Jeff Greenberg—Getty Images
By Katy Osborn
August 19, 2015

A slow start to the lobster season sent prices creeping slightly upward this summer—but it’s lobstermen in southern New England, and not consumers, who have taken a real hit.

Warming ocean waters are causing lobster populations to shift to the north, the Associated Press reported Wednesday, and the shift is ending business for many lobstermen in Connecticut and Rhode Island. In 2013, the amount of lobster caught in the New England region south of Cape Cod was reportedly just 3.3 million pounds, nearly one-seventh of the total at the industry’s peak in 1997. Maine fishermen, meanwhile, have reported lobster catches exceeding 100 million pounds for the past four consecutive years; the lobster population in the Gulf of Maine is believed to have doubled since the mid ’90s.

Lobster lovers who aren’t on the supply side, fret not: The shift is unlikely to have much of an impact on the price of your summer lobster bake.

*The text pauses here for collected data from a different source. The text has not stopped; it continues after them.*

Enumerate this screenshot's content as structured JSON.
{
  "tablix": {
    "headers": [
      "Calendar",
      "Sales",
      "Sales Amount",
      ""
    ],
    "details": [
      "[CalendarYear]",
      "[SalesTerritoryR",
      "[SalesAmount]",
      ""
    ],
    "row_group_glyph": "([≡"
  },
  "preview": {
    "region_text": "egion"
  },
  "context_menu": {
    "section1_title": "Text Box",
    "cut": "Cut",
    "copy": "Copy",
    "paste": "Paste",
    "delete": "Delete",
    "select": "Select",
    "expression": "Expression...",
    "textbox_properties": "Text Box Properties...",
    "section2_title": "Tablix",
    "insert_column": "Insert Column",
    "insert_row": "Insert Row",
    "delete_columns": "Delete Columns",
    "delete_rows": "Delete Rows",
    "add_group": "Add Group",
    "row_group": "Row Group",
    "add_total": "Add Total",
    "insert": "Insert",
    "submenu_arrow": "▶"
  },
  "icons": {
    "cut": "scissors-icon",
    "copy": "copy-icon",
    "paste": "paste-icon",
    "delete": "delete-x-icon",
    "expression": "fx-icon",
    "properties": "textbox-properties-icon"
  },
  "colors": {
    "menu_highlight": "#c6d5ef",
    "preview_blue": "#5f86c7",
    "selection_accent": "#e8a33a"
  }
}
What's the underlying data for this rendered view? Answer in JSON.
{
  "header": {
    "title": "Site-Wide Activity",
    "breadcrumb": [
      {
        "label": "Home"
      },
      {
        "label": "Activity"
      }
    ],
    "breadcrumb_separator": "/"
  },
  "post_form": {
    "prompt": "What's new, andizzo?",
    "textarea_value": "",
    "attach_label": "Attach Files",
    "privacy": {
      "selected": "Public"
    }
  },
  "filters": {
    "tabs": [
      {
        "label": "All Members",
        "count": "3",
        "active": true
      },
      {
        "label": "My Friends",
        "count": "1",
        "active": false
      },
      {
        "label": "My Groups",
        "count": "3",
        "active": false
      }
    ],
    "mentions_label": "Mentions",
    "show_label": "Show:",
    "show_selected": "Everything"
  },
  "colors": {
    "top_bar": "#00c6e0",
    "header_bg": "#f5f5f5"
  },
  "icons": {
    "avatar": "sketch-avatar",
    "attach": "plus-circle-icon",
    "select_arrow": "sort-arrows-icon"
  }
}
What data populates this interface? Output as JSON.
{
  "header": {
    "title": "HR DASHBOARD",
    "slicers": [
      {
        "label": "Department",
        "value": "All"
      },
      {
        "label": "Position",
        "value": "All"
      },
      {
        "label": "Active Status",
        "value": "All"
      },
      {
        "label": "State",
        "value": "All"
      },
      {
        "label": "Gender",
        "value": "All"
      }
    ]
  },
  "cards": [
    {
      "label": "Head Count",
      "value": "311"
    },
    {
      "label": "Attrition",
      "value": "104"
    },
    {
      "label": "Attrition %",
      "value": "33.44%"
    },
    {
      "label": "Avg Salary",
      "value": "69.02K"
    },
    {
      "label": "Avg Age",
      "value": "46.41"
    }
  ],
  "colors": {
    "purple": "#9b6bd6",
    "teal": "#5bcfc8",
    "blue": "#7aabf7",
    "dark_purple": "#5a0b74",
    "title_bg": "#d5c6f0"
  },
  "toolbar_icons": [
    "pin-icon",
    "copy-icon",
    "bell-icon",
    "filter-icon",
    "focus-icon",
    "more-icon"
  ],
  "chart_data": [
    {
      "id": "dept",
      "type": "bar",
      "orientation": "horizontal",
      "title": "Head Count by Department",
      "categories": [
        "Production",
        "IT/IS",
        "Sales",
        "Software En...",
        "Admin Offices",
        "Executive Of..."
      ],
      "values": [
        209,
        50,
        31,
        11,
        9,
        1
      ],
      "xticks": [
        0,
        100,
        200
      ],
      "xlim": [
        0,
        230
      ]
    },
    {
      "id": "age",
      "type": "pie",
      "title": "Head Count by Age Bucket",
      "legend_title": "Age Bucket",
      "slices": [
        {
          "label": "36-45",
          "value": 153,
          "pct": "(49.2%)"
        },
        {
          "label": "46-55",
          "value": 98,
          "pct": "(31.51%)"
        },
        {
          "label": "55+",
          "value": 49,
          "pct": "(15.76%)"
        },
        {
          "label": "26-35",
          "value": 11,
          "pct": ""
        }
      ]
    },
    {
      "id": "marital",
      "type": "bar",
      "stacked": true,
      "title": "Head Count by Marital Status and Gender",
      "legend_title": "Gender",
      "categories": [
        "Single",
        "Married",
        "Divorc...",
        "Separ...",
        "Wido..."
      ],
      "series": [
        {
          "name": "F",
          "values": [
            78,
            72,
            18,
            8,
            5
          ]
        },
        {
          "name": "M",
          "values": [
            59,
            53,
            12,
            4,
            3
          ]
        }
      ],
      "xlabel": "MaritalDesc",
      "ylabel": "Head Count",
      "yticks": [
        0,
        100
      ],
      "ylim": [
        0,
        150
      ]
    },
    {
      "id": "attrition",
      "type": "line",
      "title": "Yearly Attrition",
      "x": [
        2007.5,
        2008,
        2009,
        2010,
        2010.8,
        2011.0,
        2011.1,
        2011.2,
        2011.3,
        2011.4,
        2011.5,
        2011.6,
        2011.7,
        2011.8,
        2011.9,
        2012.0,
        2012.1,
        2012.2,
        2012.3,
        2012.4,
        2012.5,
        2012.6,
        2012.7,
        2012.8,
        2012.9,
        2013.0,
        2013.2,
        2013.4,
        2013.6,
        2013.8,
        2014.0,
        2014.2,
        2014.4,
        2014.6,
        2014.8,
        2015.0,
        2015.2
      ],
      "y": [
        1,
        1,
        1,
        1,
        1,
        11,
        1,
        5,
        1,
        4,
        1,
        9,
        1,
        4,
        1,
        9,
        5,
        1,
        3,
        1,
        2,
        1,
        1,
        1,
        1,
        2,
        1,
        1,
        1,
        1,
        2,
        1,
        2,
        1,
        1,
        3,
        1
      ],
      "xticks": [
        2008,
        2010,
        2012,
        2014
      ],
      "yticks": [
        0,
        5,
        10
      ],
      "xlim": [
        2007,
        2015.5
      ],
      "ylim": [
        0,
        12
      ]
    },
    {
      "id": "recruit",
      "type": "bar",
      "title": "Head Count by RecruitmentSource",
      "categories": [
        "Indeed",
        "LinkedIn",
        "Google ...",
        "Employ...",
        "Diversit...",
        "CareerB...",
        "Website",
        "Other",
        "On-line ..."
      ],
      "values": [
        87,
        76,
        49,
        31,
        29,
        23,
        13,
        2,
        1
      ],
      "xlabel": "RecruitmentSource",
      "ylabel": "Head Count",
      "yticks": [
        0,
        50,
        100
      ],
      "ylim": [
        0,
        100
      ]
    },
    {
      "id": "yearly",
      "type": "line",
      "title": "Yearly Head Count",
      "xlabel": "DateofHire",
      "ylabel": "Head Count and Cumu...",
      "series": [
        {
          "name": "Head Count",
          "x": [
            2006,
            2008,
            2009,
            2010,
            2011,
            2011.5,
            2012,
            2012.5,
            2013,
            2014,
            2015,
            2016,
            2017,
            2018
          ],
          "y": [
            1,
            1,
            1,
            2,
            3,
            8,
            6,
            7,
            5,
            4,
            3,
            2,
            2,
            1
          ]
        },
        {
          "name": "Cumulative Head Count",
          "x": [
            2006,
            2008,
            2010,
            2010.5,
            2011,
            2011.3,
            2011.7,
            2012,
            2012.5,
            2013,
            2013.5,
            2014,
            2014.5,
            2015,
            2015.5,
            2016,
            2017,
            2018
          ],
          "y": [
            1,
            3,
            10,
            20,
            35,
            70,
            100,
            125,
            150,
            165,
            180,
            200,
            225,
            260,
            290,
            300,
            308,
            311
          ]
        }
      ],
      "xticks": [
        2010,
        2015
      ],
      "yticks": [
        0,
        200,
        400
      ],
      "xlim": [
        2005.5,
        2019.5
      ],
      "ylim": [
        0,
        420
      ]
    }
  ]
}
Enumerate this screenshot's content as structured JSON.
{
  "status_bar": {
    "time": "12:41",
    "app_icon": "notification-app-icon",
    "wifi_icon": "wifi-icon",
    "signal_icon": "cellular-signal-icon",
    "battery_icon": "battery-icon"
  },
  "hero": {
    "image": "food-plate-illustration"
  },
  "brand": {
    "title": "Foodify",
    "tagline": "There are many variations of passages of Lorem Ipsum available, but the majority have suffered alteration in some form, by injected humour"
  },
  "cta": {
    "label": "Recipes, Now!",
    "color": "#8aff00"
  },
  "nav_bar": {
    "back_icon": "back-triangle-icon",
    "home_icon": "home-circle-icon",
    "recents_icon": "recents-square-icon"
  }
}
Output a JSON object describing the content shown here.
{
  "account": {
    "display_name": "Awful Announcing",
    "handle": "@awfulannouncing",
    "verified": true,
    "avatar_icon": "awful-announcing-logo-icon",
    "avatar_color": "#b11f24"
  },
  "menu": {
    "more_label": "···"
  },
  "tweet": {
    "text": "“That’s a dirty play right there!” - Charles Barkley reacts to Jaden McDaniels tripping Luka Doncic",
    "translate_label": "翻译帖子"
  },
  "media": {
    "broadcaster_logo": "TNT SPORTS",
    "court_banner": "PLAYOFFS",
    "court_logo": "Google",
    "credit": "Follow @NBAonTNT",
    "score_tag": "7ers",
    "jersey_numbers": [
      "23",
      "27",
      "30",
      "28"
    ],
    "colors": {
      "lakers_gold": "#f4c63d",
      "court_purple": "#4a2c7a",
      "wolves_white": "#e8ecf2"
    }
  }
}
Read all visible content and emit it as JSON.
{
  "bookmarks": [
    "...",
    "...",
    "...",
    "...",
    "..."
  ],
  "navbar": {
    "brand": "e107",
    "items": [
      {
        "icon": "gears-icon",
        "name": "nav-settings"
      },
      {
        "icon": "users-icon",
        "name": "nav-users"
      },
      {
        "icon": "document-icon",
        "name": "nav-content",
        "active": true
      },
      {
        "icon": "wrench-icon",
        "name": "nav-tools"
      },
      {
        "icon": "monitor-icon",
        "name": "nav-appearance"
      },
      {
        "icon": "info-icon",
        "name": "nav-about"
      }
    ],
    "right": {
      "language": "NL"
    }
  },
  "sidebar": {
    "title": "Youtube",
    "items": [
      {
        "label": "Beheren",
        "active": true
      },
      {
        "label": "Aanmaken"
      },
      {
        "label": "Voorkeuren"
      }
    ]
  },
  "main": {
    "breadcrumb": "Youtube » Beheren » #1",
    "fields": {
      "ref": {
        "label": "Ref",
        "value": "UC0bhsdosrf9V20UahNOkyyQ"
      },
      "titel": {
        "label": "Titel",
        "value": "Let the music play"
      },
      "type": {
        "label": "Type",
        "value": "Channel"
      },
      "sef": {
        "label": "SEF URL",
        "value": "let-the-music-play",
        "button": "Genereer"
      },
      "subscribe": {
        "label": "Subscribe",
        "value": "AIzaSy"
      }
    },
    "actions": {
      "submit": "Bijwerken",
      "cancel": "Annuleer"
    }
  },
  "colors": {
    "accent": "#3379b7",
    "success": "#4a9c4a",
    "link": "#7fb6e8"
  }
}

But for southern New Englanders who have made their living in the lobster industry, this aspect of climate change will mark a drastic change in their livelihoods. As of 2013, Connecticut was down to less than an eighth of the 160,00 lobster traps it had at the turn of the millennium; Rhode Island, meanwhile, halved its rate of issuing commercial lobster licenses since 1998.